Many of these works had earlier been printed by Rodecki and Sternacki at the printery of the Racovian Academy 1602-1638.

==Volumes==
Volumes 1-8 1665,1668, 1692
- Vols I-II Fausto Sozzini, Fausti Socini opera omnia include Tractatus de justificatione etc. (published 1668, after the 1665 publication of Vols III-VI)
- Vols III-V: Johann Crell, Joannis Crellii opera omnia include some works by Szlichtyng, based on lectures of Crellius. (1665, 4 tomes in 3 vols)
- Vol VI Jonasz Szlichtyng, Jonæ Slichtingii... commentaria posthuma, in plerosque Novi Testamenti libros... hactenus inedita, include de magistratu, bello, et privata defensione, ... didactica, et polemica etc. (1665, 2 tomes in one volume)
- Vols VII-VIII: Johann Ludwig von Wolzogen, Johannis Ludovici Wolzogenii... opera omnia, exegetica, didactica, et polemica, etc. (1668)
- Vol IX. Samuel Przypkowski, Cogitationes sacrae ad initium Evangelii Matthaei et omnes Epistolas apostolicas. 1692 (edited by John Locke's correspondent Philippus van Limborch (1633-1712) the Dutch Remonstrant theologian). This final volume was prepared for publication by Benedykt Wiszowaty (the great-grandson of Faustus Socinius), who added eight brief essays on the history of Polish Socinianism.

===Circulation===
The Eton College library had a collection of the original Racovian books printed by Sternacki about 1630, possibly donated by John Hales, but these had disappeared by 1674. John Locke possessed a full set of Vols I-VIII and was personally involved in commissioning Vol IX. Pierre Bayle appears to have had access to a full set.

==Related publications==
Outside the series of the Bibliotheca fratrum Polonorum, various other Racovian and Socinian texts were printed or reprinted in Amsterdam by the same group of exiles, printers and booksellers. The Racovian Catechism and Racovian New Testament which had been published in the Racovian Academy itself, were also reprinted in Amsterdam.

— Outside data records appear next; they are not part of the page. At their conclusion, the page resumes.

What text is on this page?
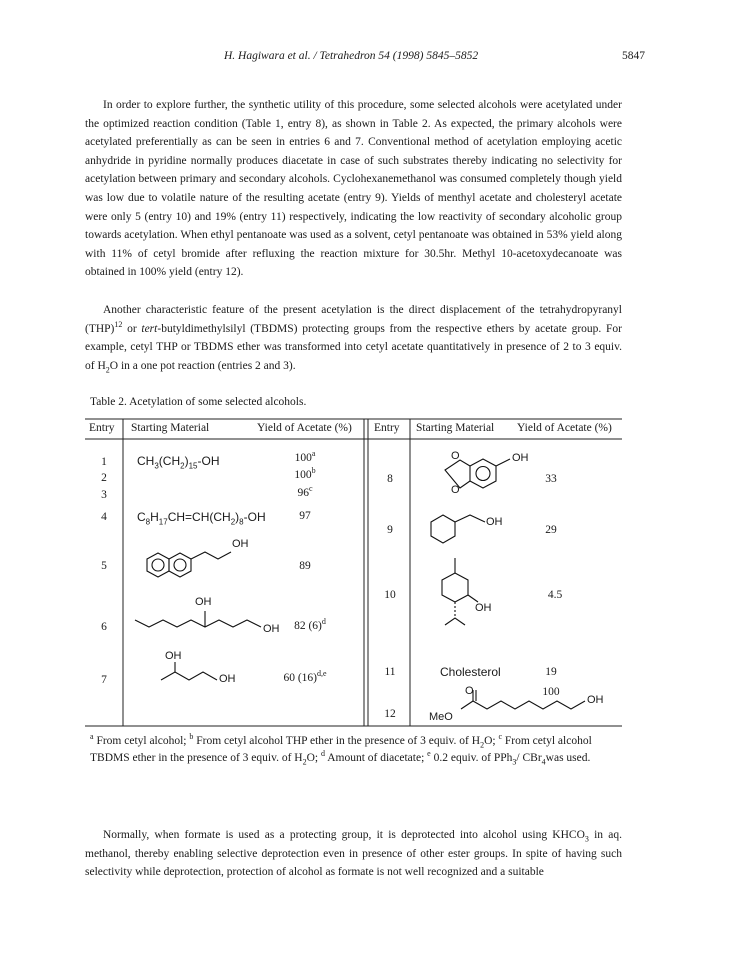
H. Hagiwara et al. / Tetrahedron 54 (1998) 5845–5852	5847

In order to explore further, the synthetic utility of this procedure, some selected alcohols were acetylated under the optimized reaction condition (Table 1, entry 8), as shown in Table 2. As expected, the primary alcohols were acetylated preferentially as can be seen in entries 6 and 7. Conventional method of acetylation employing acetic anhydride in pyridine normally produces diacetate in case of such substrates thereby indicating no selectivity for acetylation between primary and secondary alcohols. Cyclohexanemethanol was consumed completely though yield was low due to volatile nature of the resulting acetate (entry 9). Yields of menthyl acetate and cholesteryl acetate were only 5 (entry 10) and 19% (entry 11) respectively, indicating the low reactivity of secondary alcoholic group towards acetylation. When ethyl pentanoate was used as a solvent, cetyl pentanoate was obtained in 53% yield along with 11% of cetyl bromide after refluxing the reaction mixture for 30.5hr. Methyl 10-acetoxydecanoate was obtained in 100% yield (entry 12).

Another characteristic feature of the present acetylation is the direct displacement of the tetrahydropyranyl (THP)$^{12}$ or tert-butyldimethylsilyl (TBDMS) protecting groups from the respective ethers by acetate group. For example, cetyl THP or TBDMS ether was transformed into cetyl acetate quantitatively in presence of 2 to 3 equiv. of $H_2O$ in a one pot reaction (entries 2 and 3).

Table 2. Acetylation of some selected alcohols.
Entry Starting Material	Yield of Acetate (%) Entry Starting Material Yield of Acetate (%)
1
2
3
4
5
6
7
$CH_3(CH_2)_{15}-OH$
$C_8H_{17}CH=CH(CH_2)_8-OH$
OH
OH
OH
OH
OH
100$^a$
100$^b$
96$^c$
97
89
82 $(6)^d$
60 $(16)^{d,e}$
8
9
10
11
12
O
O
OH
OH
OH
Cholesterol
O
MeO
OH
33
29
4.5
19
100
$^a$ From cetyl alcohol; $^b$ From cetyl alcohol THP ether in the presence of 3 equiv. of $H_2O$; $^c$ From cetyl alcohol TBDMS ether in the presence of 3 equiv. of $H_2O$; $^d$ Amount of diacetate; $^e$ 0.2 equiv. of PPh$_3$/ CBr$_4$was used.

Normally, when formate is used as a protecting group, it is deprotected into alcohol using $KHCO_3$ in aq. methanol, thereby enabling selective deprotection even in presence of other ester groups. In spite of having such selectivity while deprotection, protection of alcohol as formate is not well recognized and a suitable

Following completion of the above series Benedykt Wiszowaty was also involved in the other major, but much shorter, Socinian Bibliotheca: the Bibliotheca antitrinitariorum, or Antitrinitarian Library, first published in 1684. This is a posthumous work of Christopher Sandius an exiled Prussian Arian in Amsterdam, in which he chronologically lists all the Arian and Socinian or Antitrinitarian authors from the Reformation to 1684, with a brief account of their lives, and a catalogue of their works. Rather than being a Library, as was Kuyper's publications, it is more a Bibliography.

The Hungarian Unitarian community also published texts in Latin which circulated at the same period, particularly from 1696 after the establishment of a Unitarian printhing house in "Claudiopolis", namely Kolozsvár. Following the involvement of Andrzej Wiszowaty Sr. and Benedykt Wiszowaty in the Bibliotheca fratrum Polonorum, Benedykt's son Andrzej Wiszowaty Jr., great-great-grandson of Fausto Sozzini, taught in the John Sigismund Unitarian Academy 1726-1740, in the years leading to the drafting of the Summa Universae Theologiae Christianae secundum Unitarios (recognised by Joseph II in 1787).